Pemerintah tetap akan melanjutkan rencana pembangunan jembatan Selat Sunda. Potensi bencana geologi di kawasan Selat Sunda akan diatasi melalui rekayasa teknologi sehingga Jembatan Selat Sunda tetap dapat dibangun dengan mencermati kemungkinan bahaya yang akan timbul.
Demikian ditegaskan oleh Wakil Menteri Pekerjaan Umum Hermanto Dardak kepada wartawan di Jakarta, Jumat (01/10). "Akan ada rekayasa teknologi untuk mengatasi itu semua.”
Sebelumnya, pihak terkait seperti Badan Geologi Kementerian Energi dan Sumber Daya Mineral (ESDM) mengadakan lokakarya kondisi bahaya geologi dalam rangka pembangunan Jembatan Selat Sunda.
Menurut Hermanto, hampir seluruh wilayah di Indonesia ini memang berpotensi bencana. "Di Kobe Jepang pun ada sebuah jembatan yang bergeser hingga 1 meter akibat gempa," katanya.
Oleh sebab itu, sambung Hermanto, pihaknya kini sedang mengevaluasi seluruh studi yang pernah dilakukan terkait dengan rencana pembangunan jembatan itu.
“Dari berbagai informasi itu, kami juga akan melakukan pemetaan Batimetri di dasar laut Selat Sunda sehingga nanti akan diketahui, pada titik-titik mana yang bisa dilalui untuk tiang pancang jembatan dan mana yang tidak," terang dia.
Pemetaan Batimentri ini juga, memungkinkan secara teknologi bisa menentukan bentang jembatan dan kedalaman tiang pancangnya. "Yang pasti, kami mempertimbangkan teknologi suspensi untuk Jembatan dan kabel gantung," katanya.

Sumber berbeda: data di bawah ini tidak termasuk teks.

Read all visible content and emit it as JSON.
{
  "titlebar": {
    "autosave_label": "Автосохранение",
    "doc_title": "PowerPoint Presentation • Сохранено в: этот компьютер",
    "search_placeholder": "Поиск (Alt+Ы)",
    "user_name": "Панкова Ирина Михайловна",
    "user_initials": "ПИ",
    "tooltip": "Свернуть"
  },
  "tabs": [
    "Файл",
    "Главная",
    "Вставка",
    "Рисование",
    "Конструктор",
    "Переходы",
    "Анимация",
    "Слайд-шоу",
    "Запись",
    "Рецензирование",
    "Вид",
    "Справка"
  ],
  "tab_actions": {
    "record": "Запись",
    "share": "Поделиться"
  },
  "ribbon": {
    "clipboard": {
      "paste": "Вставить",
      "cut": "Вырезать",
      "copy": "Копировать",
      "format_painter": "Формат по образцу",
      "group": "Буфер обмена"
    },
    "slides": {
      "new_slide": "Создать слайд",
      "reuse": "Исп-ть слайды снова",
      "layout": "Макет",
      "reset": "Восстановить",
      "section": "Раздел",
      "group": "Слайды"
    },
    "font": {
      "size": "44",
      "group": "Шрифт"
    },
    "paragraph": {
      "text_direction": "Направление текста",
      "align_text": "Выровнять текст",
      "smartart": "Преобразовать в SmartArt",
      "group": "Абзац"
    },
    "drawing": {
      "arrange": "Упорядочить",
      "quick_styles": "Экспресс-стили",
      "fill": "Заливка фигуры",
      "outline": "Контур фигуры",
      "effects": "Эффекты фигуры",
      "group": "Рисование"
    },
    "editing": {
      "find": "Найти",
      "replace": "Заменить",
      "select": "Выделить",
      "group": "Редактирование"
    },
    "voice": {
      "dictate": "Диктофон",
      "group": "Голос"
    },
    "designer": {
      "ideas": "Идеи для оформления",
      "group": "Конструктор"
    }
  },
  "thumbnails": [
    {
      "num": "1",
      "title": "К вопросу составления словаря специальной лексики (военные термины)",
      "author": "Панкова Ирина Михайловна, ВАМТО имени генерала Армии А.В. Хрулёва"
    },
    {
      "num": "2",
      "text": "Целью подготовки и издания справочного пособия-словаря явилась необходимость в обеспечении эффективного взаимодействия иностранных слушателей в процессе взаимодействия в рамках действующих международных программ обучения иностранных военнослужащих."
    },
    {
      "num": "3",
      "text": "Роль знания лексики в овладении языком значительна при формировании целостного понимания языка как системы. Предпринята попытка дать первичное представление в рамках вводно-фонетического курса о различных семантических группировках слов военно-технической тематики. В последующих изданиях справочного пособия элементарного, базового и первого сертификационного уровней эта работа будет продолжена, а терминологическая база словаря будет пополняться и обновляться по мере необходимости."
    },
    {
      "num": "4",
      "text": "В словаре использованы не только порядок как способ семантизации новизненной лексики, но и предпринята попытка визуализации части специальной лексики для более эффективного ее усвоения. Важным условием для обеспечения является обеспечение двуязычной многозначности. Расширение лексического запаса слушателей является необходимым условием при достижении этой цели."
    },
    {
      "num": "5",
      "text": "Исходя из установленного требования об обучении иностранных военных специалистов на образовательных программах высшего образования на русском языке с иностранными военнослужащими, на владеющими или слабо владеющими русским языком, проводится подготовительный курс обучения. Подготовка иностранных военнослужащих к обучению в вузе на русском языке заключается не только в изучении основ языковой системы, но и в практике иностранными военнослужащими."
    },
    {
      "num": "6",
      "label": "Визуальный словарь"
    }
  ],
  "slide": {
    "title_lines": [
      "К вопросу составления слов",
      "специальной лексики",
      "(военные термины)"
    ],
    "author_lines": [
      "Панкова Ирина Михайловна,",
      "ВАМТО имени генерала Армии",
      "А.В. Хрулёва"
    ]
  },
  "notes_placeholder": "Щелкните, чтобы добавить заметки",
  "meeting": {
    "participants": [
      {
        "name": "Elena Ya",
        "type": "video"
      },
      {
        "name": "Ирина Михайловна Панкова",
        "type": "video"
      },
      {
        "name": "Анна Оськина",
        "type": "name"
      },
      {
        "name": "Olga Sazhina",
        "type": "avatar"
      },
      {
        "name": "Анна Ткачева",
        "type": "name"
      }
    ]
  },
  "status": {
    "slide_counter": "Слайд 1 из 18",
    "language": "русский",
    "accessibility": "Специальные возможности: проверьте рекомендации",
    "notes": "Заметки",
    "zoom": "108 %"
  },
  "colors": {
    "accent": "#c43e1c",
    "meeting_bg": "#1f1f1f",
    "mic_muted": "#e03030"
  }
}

Ia juga menambahkan, secara teknologi akan dipertimbangkan juga kemungkinan dampak tsunami terhadap Jembatan Selat Sunda. "Semuanya akan dihitung," katanya.
Sementara itu, Kepala Badan Geologi Kementerian ESDM R. Sukhyar mengatakan, potensi bahaya gempa bumi tektonik di kawasan Selat Sunda terjadi akibat tumbukan lempeng pada zona tunjaman yang berada pada radius 500 km dari wilayah tapak pembangunan jembatan.
Gempa bumi zona tunjaman tersebut, ujar Sukhyar, dapat mempunyai kekuatan maksimum di atas 8,0 Skala Richter (SR). Selain akibat tunjaman lempeng, gempa bumi di kawasan ini dapat berasal dari aktivitas patahan aktif.
"Tiga patahan aktif regional yang terletak pada radius di bawah 50 km di daratan Sumatera dan dasar laut Selat Sunda, yakni patahan aktif Teluk Lampung, patahan aktif Panaitan?Rajabas dan patahan aktif Sukadana. Sedangkan di daratan Jawa dikenal dengan patahan aktif Banten," katanya.
Adapun gelombang tsunami di kawasan Selat Sunda pernah terjadi pada 1883, yakni saat letusan Gunung Api Krakatau. Selain akibat letusan gunung api dan tsunami di kawasan tersebut dapat terjadi akibat gempa bumi tektonik kuat yang mematahkan lantai Selat Sunda pada zona tunjaman dan zona patahan Sumatera di Selat Sunda.
"Keberadaan potensi bahaya geologi ini bukanlah suatu hal yang harus ditakuti atau menjadi penghalang pembangunan yang telah dicanangkan. Tetapi merupakan suatu peringatan dini agar diwaspadai kemungkinan terjadinya dan diantisipasi dengan rekayasa teknik penanggulangannya," kata Sukhyar.
Pada acara Asia Pacific Ministerial Conference On Public Private Partnership for Infrastrusture Development 2010 awal tahun ini di Jakarta, Presiden SBY menawarkan skema kerja sama pemerintah dan swasta untuk pembangunan JSS.
Jembatan sepanjang 31 kilometer ini butuh dana lebih dari Rp100 triliun. Selain menghubungkan dua pulau besar dengan total penduduk terbesar di Indonesia, JSS yang dijadwalkan selesai pada 2025 ini, juga akan meningkatkan konektivitas sesama negara di Asia.